Vie, Poésies et Pensées de Joseph Delorme/Rose


ROSE


Χαιρε σύ. — Καὶ σύ γε χαῖρε
Philodème, Épigr., 3 (Analecta de Brunck)


Entre les orangers, oh ! qu’il fait beau, le soir,
Se promener au frais, respirer et s’asseoir,
Voir passer cent beautés dont le regard enivre,
Et celles au long voile, et celles qu’on peut suivre !
Mais, assise à deux pas, avec son œil châtain
Et ses cheveux cendrés sur un cou de satin,
Plus blanche que jamais bergère au pied d’un hêtre
Son mouchoir à la main, j’ai cru la reconnaître,
C’est Rose. « Bonjour, Rose. » — « Ah ! c’est vous que je vois,
Méchant ; et n’être pas venu de tout un mois ! »
Et je m’assieds, pressant déjà sa main charmante ;
Rose aime à pardonner presque autant qu’une amante ;
Rose est bonne ; elle est faible, et son souris changeant
Vers les ingrats toujours revient plus indulgent.
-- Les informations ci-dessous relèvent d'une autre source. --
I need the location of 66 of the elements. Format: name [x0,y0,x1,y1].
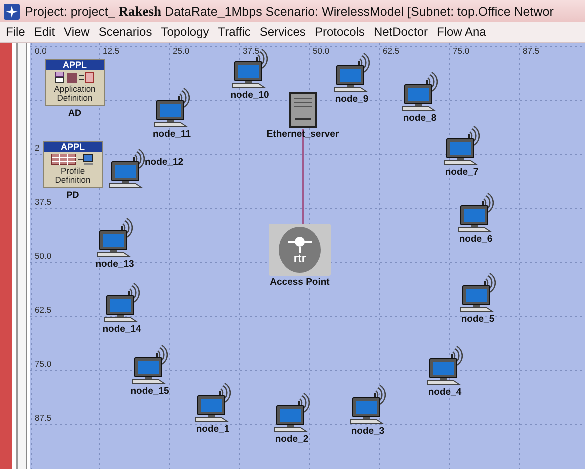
node-label: node_4 [428,387,462,398]
menu-item[interactable]: View [64,25,97,39]
application-icons [55,72,95,84]
menu-item[interactable]: File [6,25,32,39]
wireless-computer-icon[interactable] [460,273,496,313]
menu-item[interactable]: Services [260,25,313,39]
menu-item[interactable]: Topology [161,25,216,39]
axis-label: 75.0 [453,46,470,56]
menu-item[interactable]: Flow Ana [437,25,494,39]
node-label: node_5 [461,314,495,325]
axis-label: 0.0 [35,46,47,56]
object-label: PD [66,190,80,200]
axis-label: 50.0 [35,251,52,261]
node-label: node_12 [145,157,184,168]
wireless-computer-icon[interactable] [334,53,370,93]
node-label: node_15 [130,386,170,397]
node-label: node_8 [403,113,437,124]
axis-label: 75.0 [35,359,52,369]
wireless-computer-icon[interactable] [97,218,133,258]
wireless-computer-icon[interactable] [402,72,438,112]
menu-item[interactable]: Protocols [314,25,372,39]
axis-label: 87.5 [523,46,540,56]
server-icon[interactable] [289,92,317,128]
node-label: node_10 [230,90,270,101]
profile-icons [51,154,95,166]
node-label: node_9 [335,94,369,105]
router-icon[interactable]: rtr [269,224,331,276]
node-label: node_13 [96,259,134,270]
menu-item[interactable]: Traffic [218,25,258,39]
node-label: node_1 [196,424,230,435]
wireless-computer-icon[interactable] [109,149,145,189]
wireless-computer-icon[interactable] [154,88,190,128]
wireless-computer-icon[interactable] [350,385,386,425]
window-title: Project: project_ Rakesh DataRate_1Mbps Scenario: WirelessModel [Subnet: top.Office Networ [25,4,554,20]
axis-label: 37.5 [35,197,52,207]
axis-label: 25.0 [173,46,190,56]
wireless-computer-icon[interactable] [104,283,140,323]
node-label: node_11 [152,129,192,140]
wireless-computer-icon[interactable] [232,49,268,89]
wireless-computer-icon[interactable] [444,126,480,166]
wireless-computer-icon[interactable] [458,193,494,233]
object-label: AD [68,108,82,118]
node-label: node_7 [445,167,479,178]
wireless-computer-icon[interactable] [274,393,310,433]
node-label: node_3 [351,426,385,437]
axis-label: 62.5 [35,305,52,315]
axis-label: 50.0 [313,46,330,56]
menu-item[interactable]: Scenarios [98,25,160,39]
axis-label: 87.5 [35,413,52,423]
node-label: Ethernet_server [266,129,340,140]
app-icon [4,4,20,20]
menu-item[interactable]: NetDoctor [374,25,435,39]
axis-label: 2 [35,143,40,153]
node-label: Access Point [270,277,330,288]
axis-label: 37.5 [243,46,260,56]
axis-label: 12.5 [103,46,120,56]
node-label: node_14 [102,324,142,335]
node-label: node_2 [275,434,309,445]
wireless-computer-icon[interactable] [427,346,463,386]
config-object[interactable]: APPL Application Definition [45,59,105,106]
wireless-computer-icon[interactable] [195,383,231,423]
config-object[interactable]: APPL Profile Definition [43,141,103,188]
wireless-computer-icon[interactable] [132,345,168,385]
node-label: node_6 [459,234,493,245]
axis-label: 62.5 [383,46,400,56]
menu-item[interactable]: Edit [34,25,62,39]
Et d’abord, aux doux mots mêlés de gronderie,
Aux mille questions sur sa santé chérie,
Sur ses yeux plus éteints, son front plus pâle ; et puis
À mes soins empressés quand je la reconduis ;
À nous voir, si légers, descendre la terrasse,
Moi cherchant sous le schall sa taille que j’embrasse ;
Et, dès qu’à l’entresol sont tirés les verrous,
À nos baisers encore, à nos combats si doux,
Au fichu repoussé qu’enfle une gorge ardente,
Aux cheveux débouclés sous ma lèvre mordante,
Au sofa gémissant que voile un demi-jour,
Aux soupirs de l’alcôve, on dirait de l’amour.
Mais, hélas ! quand parmi ces fureurs de jeunesse

Tarit la jouissance,… avant qu’elle renaisse,…
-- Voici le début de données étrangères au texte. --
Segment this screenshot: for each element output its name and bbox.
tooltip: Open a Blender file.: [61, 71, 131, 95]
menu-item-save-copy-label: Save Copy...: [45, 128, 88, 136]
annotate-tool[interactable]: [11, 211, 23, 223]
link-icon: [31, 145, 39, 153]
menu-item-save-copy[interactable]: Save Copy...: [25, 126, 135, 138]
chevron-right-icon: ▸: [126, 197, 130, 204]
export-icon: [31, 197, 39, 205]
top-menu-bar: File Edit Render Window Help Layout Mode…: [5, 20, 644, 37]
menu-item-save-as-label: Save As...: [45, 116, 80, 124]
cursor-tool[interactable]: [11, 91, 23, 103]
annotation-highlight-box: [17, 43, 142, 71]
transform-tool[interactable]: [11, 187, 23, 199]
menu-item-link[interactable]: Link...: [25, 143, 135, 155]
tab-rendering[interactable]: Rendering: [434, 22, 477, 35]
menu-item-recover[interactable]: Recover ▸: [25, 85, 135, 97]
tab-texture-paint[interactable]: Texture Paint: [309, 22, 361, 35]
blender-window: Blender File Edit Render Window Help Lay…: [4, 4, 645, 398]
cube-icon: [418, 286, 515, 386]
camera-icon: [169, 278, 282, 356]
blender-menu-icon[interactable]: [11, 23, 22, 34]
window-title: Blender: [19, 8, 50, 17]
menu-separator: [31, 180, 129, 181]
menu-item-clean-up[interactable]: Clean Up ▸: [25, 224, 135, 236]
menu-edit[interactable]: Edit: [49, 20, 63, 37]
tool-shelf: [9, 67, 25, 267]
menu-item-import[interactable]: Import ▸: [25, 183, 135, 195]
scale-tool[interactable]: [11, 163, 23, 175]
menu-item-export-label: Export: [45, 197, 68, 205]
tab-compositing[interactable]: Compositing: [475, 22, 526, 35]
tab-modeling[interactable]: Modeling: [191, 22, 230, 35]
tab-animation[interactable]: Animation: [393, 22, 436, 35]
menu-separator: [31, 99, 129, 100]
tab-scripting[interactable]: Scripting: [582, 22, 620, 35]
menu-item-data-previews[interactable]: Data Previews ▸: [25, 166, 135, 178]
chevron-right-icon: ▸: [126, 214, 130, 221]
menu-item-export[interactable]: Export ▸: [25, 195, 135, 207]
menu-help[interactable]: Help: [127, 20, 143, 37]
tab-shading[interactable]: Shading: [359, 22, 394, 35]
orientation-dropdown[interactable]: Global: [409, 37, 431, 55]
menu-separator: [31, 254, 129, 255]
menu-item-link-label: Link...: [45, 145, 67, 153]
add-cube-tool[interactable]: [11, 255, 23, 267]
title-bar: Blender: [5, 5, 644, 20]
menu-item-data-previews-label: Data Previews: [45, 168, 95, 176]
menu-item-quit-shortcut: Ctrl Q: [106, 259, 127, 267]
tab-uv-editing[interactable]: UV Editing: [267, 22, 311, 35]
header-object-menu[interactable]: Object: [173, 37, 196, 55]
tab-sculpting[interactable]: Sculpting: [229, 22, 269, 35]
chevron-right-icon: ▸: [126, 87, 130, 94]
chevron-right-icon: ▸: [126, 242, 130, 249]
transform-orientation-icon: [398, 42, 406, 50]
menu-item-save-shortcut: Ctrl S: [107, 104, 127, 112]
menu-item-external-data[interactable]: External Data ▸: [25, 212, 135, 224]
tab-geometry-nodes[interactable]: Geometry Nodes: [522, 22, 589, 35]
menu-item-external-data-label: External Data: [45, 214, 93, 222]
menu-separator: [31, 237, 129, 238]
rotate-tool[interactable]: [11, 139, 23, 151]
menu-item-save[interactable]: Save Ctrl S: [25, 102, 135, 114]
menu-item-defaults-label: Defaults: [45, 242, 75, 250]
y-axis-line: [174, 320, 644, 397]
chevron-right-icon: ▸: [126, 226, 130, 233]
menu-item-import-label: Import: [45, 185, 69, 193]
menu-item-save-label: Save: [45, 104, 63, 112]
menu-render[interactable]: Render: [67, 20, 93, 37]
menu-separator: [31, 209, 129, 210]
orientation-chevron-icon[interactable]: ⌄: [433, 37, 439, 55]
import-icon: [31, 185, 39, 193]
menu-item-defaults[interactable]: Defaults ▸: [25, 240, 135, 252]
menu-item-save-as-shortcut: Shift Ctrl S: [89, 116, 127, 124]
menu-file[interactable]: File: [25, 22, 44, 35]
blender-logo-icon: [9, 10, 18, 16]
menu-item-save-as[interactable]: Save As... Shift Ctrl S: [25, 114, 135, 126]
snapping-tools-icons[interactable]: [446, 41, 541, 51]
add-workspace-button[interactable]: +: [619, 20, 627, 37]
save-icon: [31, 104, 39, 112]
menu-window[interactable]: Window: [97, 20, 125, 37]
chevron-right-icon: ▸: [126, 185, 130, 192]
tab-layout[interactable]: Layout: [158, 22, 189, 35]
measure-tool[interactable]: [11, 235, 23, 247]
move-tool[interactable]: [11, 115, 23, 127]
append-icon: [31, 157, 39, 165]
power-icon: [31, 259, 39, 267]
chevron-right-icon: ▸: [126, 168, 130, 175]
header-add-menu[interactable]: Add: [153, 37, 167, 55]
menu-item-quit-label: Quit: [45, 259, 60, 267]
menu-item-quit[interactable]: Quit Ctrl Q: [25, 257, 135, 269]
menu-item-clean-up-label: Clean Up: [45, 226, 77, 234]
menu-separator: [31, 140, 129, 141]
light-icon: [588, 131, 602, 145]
Même aux bras l’un de l’autre, oh ! que l’amour est loin !
Car de quoi se parler, bien qu’on soit sans témoin ?
Et quels pleurs essuyer, et quels serments se faire
De vivre et de mourir pour l’être qu’on préfère ?
Quel souci de se voir en dépit des jaloux,
De régler longuement le prochain rendez-vous ?
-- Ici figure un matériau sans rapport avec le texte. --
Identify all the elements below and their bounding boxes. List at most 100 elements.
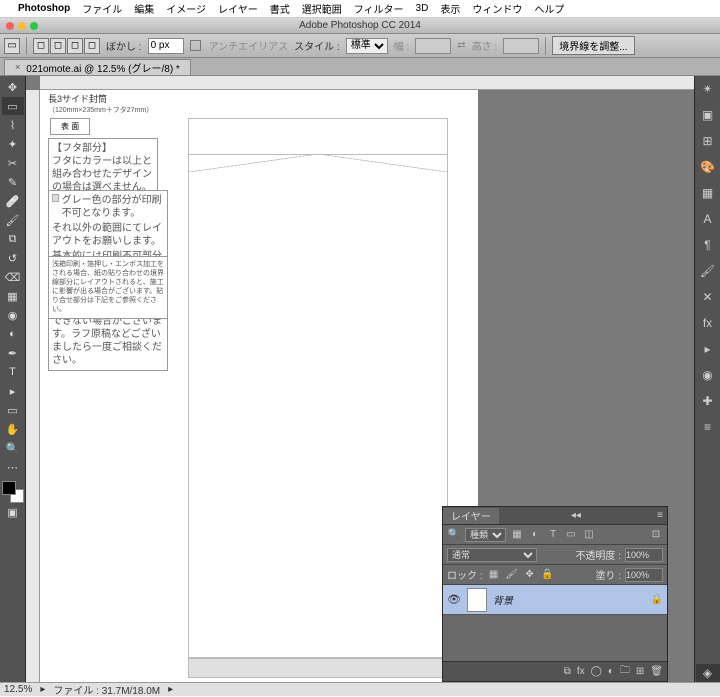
brush-panel-icon[interactable]: 🖌 [698,262,718,280]
layers-tab[interactable]: レイヤー [443,508,499,524]
width-input[interactable] [415,38,451,54]
adjustments-panel-icon[interactable]: ✕ [698,288,718,306]
visibility-icon[interactable]: 👁 [447,593,461,606]
link-layers-icon[interactable]: ⧉ [564,666,571,677]
antialias-checkbox[interactable] [190,40,201,51]
filter-toggle-icon[interactable]: ⊡ [649,528,663,542]
lock-position-icon[interactable]: ✥ [523,568,537,582]
marquee-tool-icon[interactable]: ▭ [2,97,24,115]
gradient-tool-icon[interactable]: ▦ [2,287,24,305]
height-input[interactable] [503,38,539,54]
blend-mode-select[interactable]: 通常 [447,548,537,562]
properties-panel-icon[interactable]: ⊞ [698,132,718,150]
healing-brush-tool-icon[interactable]: 🩹 [2,192,24,210]
menu-help[interactable]: ヘルプ [534,1,564,16]
panel-collapse-icon[interactable]: ◂◂ [567,510,585,521]
menu-type[interactable]: 書式 [270,1,290,16]
edit-toolbar-icon[interactable]: ⋯ [2,458,24,476]
actions-panel-icon[interactable]: ▣ [698,106,718,124]
style-select[interactable]: 標準 [346,38,388,54]
fill-input[interactable] [625,568,663,582]
zoom-level[interactable]: 12.5% [4,684,32,695]
pen-tool-icon[interactable]: ✒ [2,344,24,362]
layer-fx-icon[interactable]: fx [577,666,585,677]
app-name[interactable]: Photoshop [18,3,70,14]
close-window-icon[interactable] [6,22,14,30]
filter-pixel-icon[interactable]: ▦ [510,528,524,542]
menu-layer[interactable]: レイヤー [218,1,258,16]
ruler-horizontal[interactable] [40,76,694,90]
intersect-selection-icon[interactable]: ◻ [84,38,100,54]
move-tool-icon[interactable]: ✥ [2,78,24,96]
document-tab[interactable]: × 021omote.ai @ 12.5% (グレー/8) * [4,59,191,75]
menu-window[interactable]: ウィンドウ [472,1,522,16]
info-panel-icon[interactable]: ✚ [698,392,718,410]
add-selection-icon[interactable]: ◻ [50,38,66,54]
swatches-panel-icon[interactable]: ▦ [698,184,718,202]
filter-smart-icon[interactable]: ◫ [582,528,596,542]
paths-panel-icon[interactable]: ◉ [698,366,718,384]
menu-image[interactable]: イメージ [166,1,206,16]
subtract-selection-icon[interactable]: ◻ [67,38,83,54]
new-layer-icon[interactable]: ⊞ [636,666,644,677]
lock-icon[interactable]: 🔒 [651,594,663,605]
swap-wh-icon[interactable]: ⇄ [457,40,465,51]
panel-menu-icon[interactable]: ≡ [653,510,667,521]
ruler-vertical[interactable] [26,90,40,682]
color-panel-icon[interactable]: 🎨 [698,158,718,176]
history-panel-icon[interactable]: ✴ [698,80,718,98]
hand-tool-icon[interactable]: ✋ [2,420,24,438]
menu-filter[interactable]: フィルター [354,1,404,16]
character-panel-icon[interactable]: A [698,210,718,228]
clone-stamp-tool-icon[interactable]: ⧉ [2,230,24,248]
history-brush-tool-icon[interactable]: ↺ [2,249,24,267]
layer-mask-icon[interactable]: ◯ [591,666,602,677]
opacity-input[interactable] [625,548,663,562]
layers-dock-icon[interactable]: ◈ [696,664,720,682]
screen-mode-icon[interactable]: ▣ [2,503,24,521]
group-icon[interactable]: 🗀 [620,663,630,680]
adjustment-layer-icon[interactable]: ◐ [608,666,614,677]
layer-row[interactable]: 👁 背景 🔒 [443,585,667,615]
filter-type-icon[interactable]: T [546,528,560,542]
menu-edit[interactable]: 編集 [134,1,154,16]
type-tool-icon[interactable]: T [2,363,24,381]
path-select-tool-icon[interactable]: ▸ [2,382,24,400]
menu-select[interactable]: 選択範囲 [302,1,342,16]
lock-transparent-icon[interactable]: ▦ [487,568,501,582]
lock-pixels-icon[interactable]: 🖌 [505,568,519,582]
zoom-arrow-icon[interactable]: ▸ [40,684,45,695]
close-tab-icon[interactable]: × [15,62,20,72]
crop-tool-icon[interactable]: ✂ [2,154,24,172]
layer-name[interactable]: 背景 [493,592,513,607]
minimize-window-icon[interactable] [18,22,26,30]
quick-select-tool-icon[interactable]: ✦ [2,135,24,153]
marquee-tool-preset-icon[interactable]: ▭ [4,38,20,54]
zoom-tool-icon[interactable]: 🔍 [2,439,24,457]
lasso-tool-icon[interactable]: ⌇ [2,116,24,134]
eraser-tool-icon[interactable]: ⌫ [2,268,24,286]
filter-shape-icon[interactable]: ▭ [564,528,578,542]
channels-panel-icon[interactable]: ▸ [698,340,718,358]
menu-3d[interactable]: 3D [416,3,429,14]
doc-info[interactable]: ファイル : 31.7M/18.0M [53,682,160,697]
dodge-tool-icon[interactable]: ◐ [2,325,24,343]
navigator-panel-icon[interactable]: ≡ [698,418,718,436]
blur-tool-icon[interactable]: ◉ [2,306,24,324]
paragraph-panel-icon[interactable]: ¶ [698,236,718,254]
feather-input[interactable] [148,38,184,54]
delete-layer-icon[interactable]: 🗑 [650,666,663,677]
document-canvas[interactable]: 長3サイド封筒 （120mm×235mm＋フタ27mm） 表 面 【フタ部分】フ… [40,90,478,682]
brush-tool-icon[interactable]: 🖌 [2,211,24,229]
shape-tool-icon[interactable]: ▭ [2,401,24,419]
color-swatches[interactable] [2,481,24,503]
new-selection-icon[interactable]: ◻ [33,38,49,54]
info-arrow-icon[interactable]: ▸ [168,684,173,695]
refine-edge-button[interactable]: 境界線を調整... [552,36,634,55]
zoom-window-icon[interactable] [30,22,38,30]
layer-thumbnail[interactable] [467,588,487,612]
lock-all-icon[interactable]: 🔒 [541,568,555,582]
eyedropper-tool-icon[interactable]: ✎ [2,173,24,191]
styles-panel-icon[interactable]: fx [698,314,718,332]
filter-adjust-icon[interactable]: ◐ [528,528,542,542]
Si ce sera demain, dans le parc, à la brune,
Ou sous la jalousie, au coucher de la lune ?
Et comment éviter les endroits hasardeux ?
Délicieux tourments ! nous en ririons tous deux.
Pourtant il faut causer, se dire quelque chose :
Je te demande alors, te voyant triste, ô Rose,
Ton pays, ta famille, et tes secrets ennuis,
Et l’emploi de tes jours ; je connais trop les nuits !
Comme ta jeune sœur que la pudeur décore,
Dis-moi, sage à quinze ans, voudrais-tu l’être encore ?
Rêves-tu quelquefois à l’avenir… longtemps ?
On n’aura pas toujours ces blonds cheveux flottants,
Ni sous les grains de nacre une épaule nacrée ;
On n’aura pas toujours, courtisane adorée,
Billets et bracelets, et doigts chargés d’anneaux,
Au bal autour de soi de galants dominos,
Des jeunes gens oisifs, sous la croisée ouverte,
À travers le rideau de soie à frange verte,
Épiant le regard qui doit les secourir,
Des cœurs désespérés s’obstinant à mourir,
Et, sans parler des vieux, entre les jeunes même,
Quelque beau préféré que tendrement l’on aime !
L’âge vient, la fraîcheur se fane, et l’abandon
Succède à tout ce bruit… Pardon, Rose, pardon !
Je vois à ta paupière une larme qui brille…
Ne m’en veux pas du moins et reste bonne fille.